On the other hand, I spent long periods of “Marie Antoinette” under the growing illusion that it was actually made by Paris Hilton. The exploits of Madame du Barry (Asia Argento), the old King’s mistress, are unpeeled with a schoolgirl’s sneer. “That is so Du Barry,” one of Marie’s pals says. Snuff is snorted like coke. There are hilarious attempts at landscape, but the fountains and parterres of Versailles are grabbed by the camera and pasted into the action, as if the whole thing were being shot on a cell phone and sent to friends.

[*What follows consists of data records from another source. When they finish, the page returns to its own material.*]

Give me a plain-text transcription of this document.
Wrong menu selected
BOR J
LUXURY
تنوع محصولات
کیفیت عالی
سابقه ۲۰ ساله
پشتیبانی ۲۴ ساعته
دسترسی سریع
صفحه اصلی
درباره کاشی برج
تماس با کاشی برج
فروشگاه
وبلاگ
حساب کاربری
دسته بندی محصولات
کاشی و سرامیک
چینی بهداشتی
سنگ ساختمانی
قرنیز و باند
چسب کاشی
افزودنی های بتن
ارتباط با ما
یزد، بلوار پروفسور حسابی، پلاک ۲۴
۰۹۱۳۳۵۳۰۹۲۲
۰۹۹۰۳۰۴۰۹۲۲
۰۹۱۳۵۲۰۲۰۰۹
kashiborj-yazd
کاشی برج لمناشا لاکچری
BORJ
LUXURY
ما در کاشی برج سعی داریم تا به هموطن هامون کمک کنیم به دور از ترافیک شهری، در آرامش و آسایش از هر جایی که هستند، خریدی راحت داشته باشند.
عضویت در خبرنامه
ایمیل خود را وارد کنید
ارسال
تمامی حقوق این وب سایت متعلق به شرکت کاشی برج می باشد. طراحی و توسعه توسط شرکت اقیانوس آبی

The young Queen builds a faux-pastoral paradise in the grounds, where she and her little daughter sport like shepherdesses, but, rather than raise an eyebrow at this make-believe, the director treats it as just another white-linen moment, like an outtake from “The Virgin Suicides,” and, for good measure, tosses in a few shots of nodding flowers and ickle bouncy lambs. That is so Coppola. It is hard to hate the film, whose silly fizz makes it simpler and less creepy than her earlier projects. If it does drop larger hints, they have less to do with the vanished culture of Versailles than with the fretful stasis of our own. The movie’s approach to the world beyond, to everything that one doesn’t know or wouldn’t care to buy, is like the look on Kirsten Dunst’s face: a beautiful blankness, forever on the brink of drifting, with a smile, into sleep.